Should cost around €12.00
The ROSE KING is a reprint/republishing of Dirk Henn's game of many years ago (1997) in fact it's a 20 year celebration of a quality 2-player strategy (and luck) game.
The components are 1 Game Board with what looks like a piece of parchment printed on it and overprinted by a grid comprising of 81 squares, one edge of the board shows the Red Rose of Lancashire and the other, opposite edge, carries the White Rose of York, the central edge of the Lancashire side also shows the Royal Crown of England. Each player has four Hero cards specific to their Houses, showing the Red Knight or Blue Knight along with the Rose of the House. There is a single Gold (Yellow) wooden Crown which begins in the centre of the board and is used by players on their turn to mark the space on which they have just placed a Power Token of their House. The Power Tokens number 52 and are double-sided, York on one side and Lancs on the other. There is also a deck of 24 Power Cards which are shuffled and five dealt to each player - these cards determine the spaces on the board where the players can place their Power Tokens - players may have less than five cards available to them but never more than five.

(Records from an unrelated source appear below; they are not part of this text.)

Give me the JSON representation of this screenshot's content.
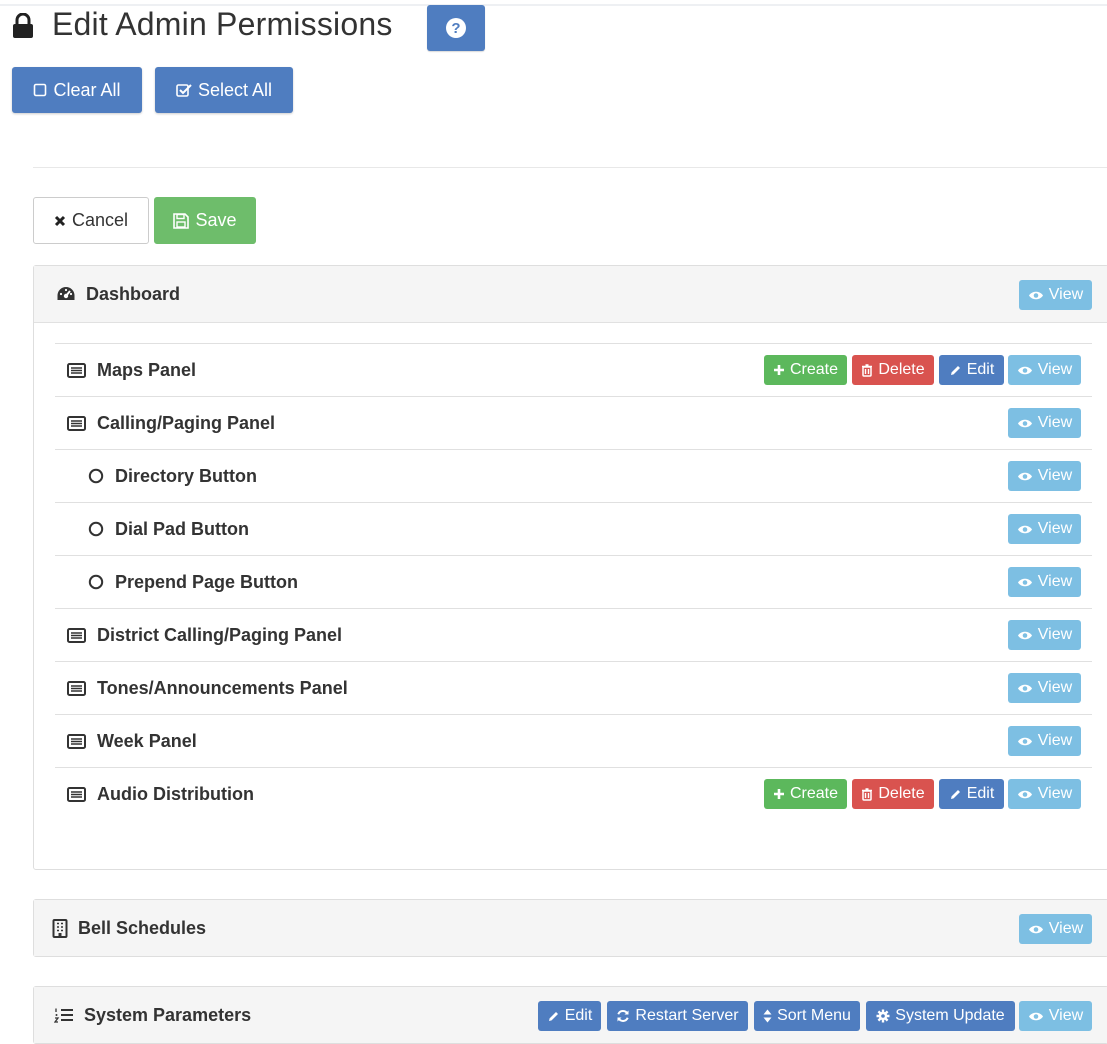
{
  "header": {
    "title": "Edit Admin Permissions",
    "help_icon": "question-circle-icon",
    "lock_icon": "lock-icon"
  },
  "toolbar": {
    "clear_all": "Clear All",
    "select_all": "Select All"
  },
  "form_actions": {
    "cancel": "Cancel",
    "save": "Save"
  },
  "buttons": {
    "view": "View",
    "edit": "Edit",
    "delete": "Delete",
    "create": "Create",
    "restart_server": "Restart Server",
    "sort_menu": "Sort Menu",
    "system_update": "System Update"
  },
  "sections": {
    "dashboard": {
      "title": "Dashboard",
      "icon": "dashboard-icon",
      "items": [
        {
          "label": "Maps Panel",
          "icon": "list-alt-icon"
        },
        {
          "label": "Calling/Paging Panel",
          "icon": "list-alt-icon"
        },
        {
          "label": "Directory Button",
          "icon": "circle-outline-icon"
        },
        {
          "label": "Dial Pad Button",
          "icon": "circle-outline-icon"
        },
        {
          "label": "Prepend Page Button",
          "icon": "circle-outline-icon"
        },
        {
          "label": "District Calling/Paging Panel",
          "icon": "list-alt-icon"
        },
        {
          "label": "Tones/Announcements Panel",
          "icon": "list-alt-icon"
        },
        {
          "label": "Week Panel",
          "icon": "list-alt-icon"
        },
        {
          "label": "Audio Distribution",
          "icon": "list-alt-icon"
        }
      ]
    },
    "bell_schedules": {
      "title": "Bell Schedules",
      "icon": "building-icon"
    },
    "system_parameters": {
      "title": "System Parameters",
      "icon": "list-ol-icon"
    }
  },
  "colors": {
    "primary": "#4f7dc0",
    "success": "#5cb85c",
    "danger": "#d9534f",
    "info": "#7dbfe3"
  }
}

The five Power cards for each player are positioned face up with the Crown on the cards in the same orientation as the Crown on the board. Both players can see all cards and may use what their opponent's hand shows to form their strategy for each turn. The drawing of new cards can only occur as the player's action for the turn and may not be taken as an action if the player already has five cards in front of them - you cannot take a new card and swap out an old one at any time. The game ends when the last Token is played.
Players have one action per turn and this is from a list of options, Play a Power card (and thus place a Power Token), Draw a Power card (as mentioned previously) or Play a Power card and a Hero card at the same time.

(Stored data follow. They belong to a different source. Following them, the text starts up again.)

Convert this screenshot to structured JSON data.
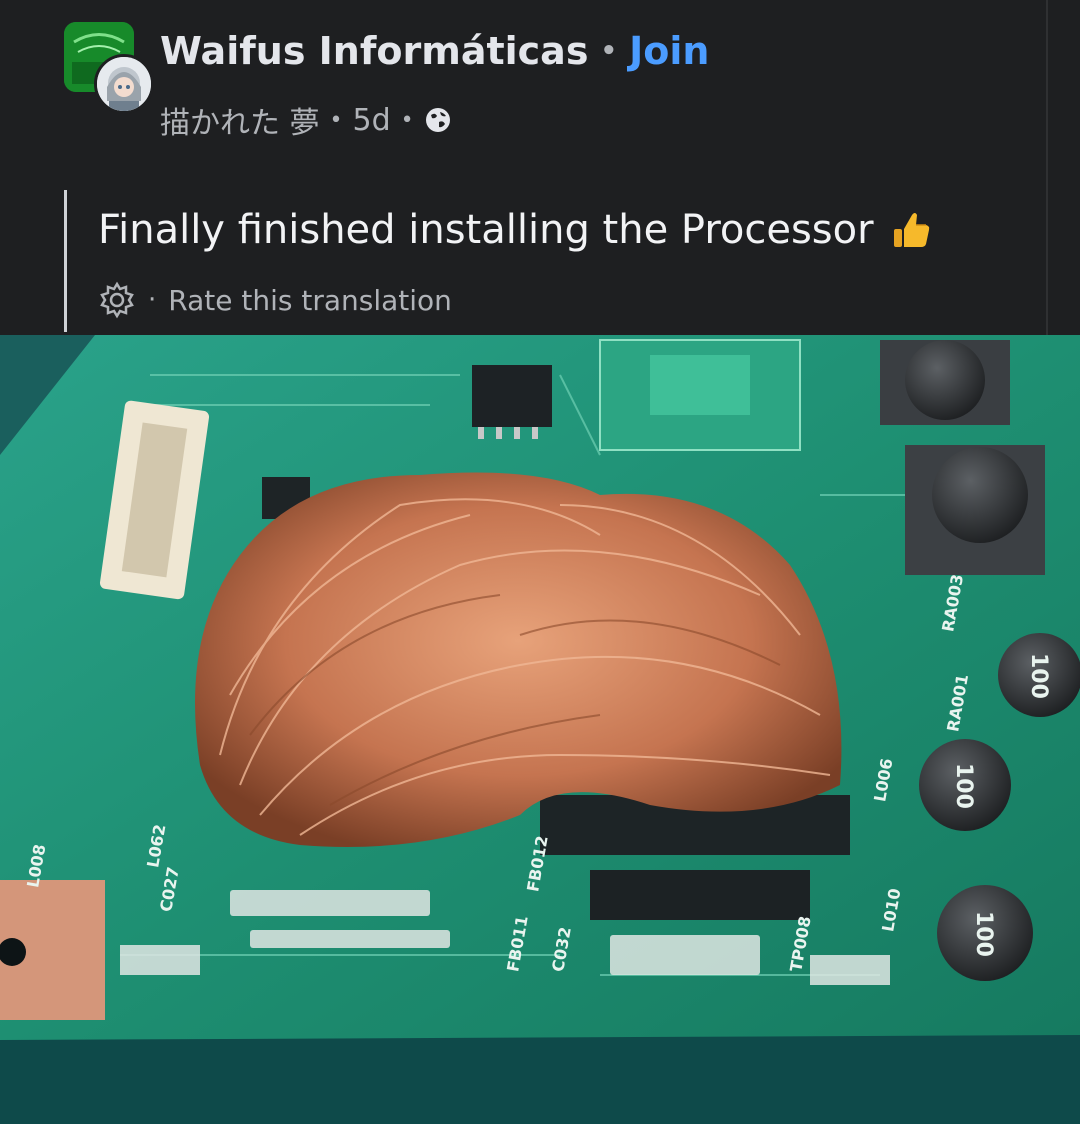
{
  "post": {
    "group_name": "Waifus Informáticas",
    "separator": "•",
    "join_label": "Join",
    "author": "描かれた 夢",
    "time": "5d",
    "text": "Finally finished installing the Processor",
    "rate_translation": "Rate this translation"
  },
  "image_labels": {
    "inductor_a": "100",
    "inductor_b": "100",
    "inductor_c": "100",
    "board_1": "L008",
    "board_2": "L062",
    "board_3": "FB012",
    "board_4": "FB011",
    "board_5": "C032",
    "board_6": "L006",
    "board_7": "L010",
    "board_8": "RA003",
    "board_9": "RA001",
    "board_10": "C027",
    "board_11": "TP008"
  },
  "colors": {
    "background": "#1e1f21",
    "link": "#4b9cff",
    "pcb": "#1f8f76",
    "copper": "#c97a52"
  },
  "icons": {
    "globe": "globe-icon",
    "thumb": "thumbs-up-icon",
    "gear": "gear-icon"
  }
}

Lancashire plays first and as the Red player has five cards in front of them already the only option is to play a Power card and place a Token. From the cards in front of them the player selects one and moves the Wooden Crown from its starting space, at the beginning this is the centre of the board but from then on it is on the last space it was moved to and has to be moved on from there. Part of the Tactics can be to get the Crown into such a position that your opponent's cards don't allow them to move it and your cards allow you to move it. If a player cannot draw a card (they have 5) and they do not have any cards that allow the Crown to be moved to an empty space they may have two possibilities - one is to miss a turn (possibly turns) until the Crown is in such a position that the cards in front of them can move it to an empty space, or they can (if they have a card that lets them) play a card that lets them move the Crown to a space occupied by an opposing piece; to do this they have to play a Hero card at the same time. If they have no Hero cards remaining they cannot take this option.The Action cards are reshuffled when the deck is exhausted, Hero cards are returned to the box when used.
The game continues with players trying to connect their pieces orthogonally (ie diagonal placements do not count as connected) into the largest areas possible. At the end of the game the scores are decided by multiplying each players separate areas with each other. This means that if you have a single Token on a space, surrounded by opposing Tokens or not attached to another Token of the same Faction, it is 1x1 = 1 if there are 2 connected Tokens they multiply 2x2 = 4 and progressively if you have a block of 12 Tokens that area scores 12x12 = 144. Every area is multiplied with itself for one side and added up and the result noted, then the value of all the areas of the other side are determined, added up, and a winner determined by comparing the two results.
As far as game mechanics go there aren't many. To put a piece on the board you need to play a card that shows the arrow pointing in the correct direction and for the required distance - you have to use each card's distance and direction fully, no "up to's". To flip an opponent's piece over so it shows your Faction you have to play a card with the right direction and distance and also forfeit one of your 4 Hero cards. Once a Token is placed on the board it cannot be taken off, although it can be flipped, that space is constantly occupied throughout the remainder of the game.
The strategy and skill is in how you play your cards, especially your Hero cards; tactics are either forcing your opponent into a space where they cannot move out, thus allowing you to bring more of your Tokens into play or by using your Hero cards at the right time to force a break in your opponent's areas. For example if your opponent has an area that contains 9 Tokens its value currently stands at 9x9 = 81. If you can split that into a two areas of 4 tokens each (remember that you will have flipped the joining Token to your faction) then the value of your opponent's areas has drastically reduced down to 32 (4x4=16 twice). As I said before, knowing when and where to use your Hero cards is a major important tactic.
The luck factor comes in with the drawing of the cards - skill outweighs luck but unfortunately luck can prevent the skill factor having a say at times. (as in when you do not have the Action cards to allow you the necessary movement).
Dirk Henn, the author, is well known for his work with Queen Games Company for whom he produced many a fine game. The ROSE KING for Kosmos is one of his best.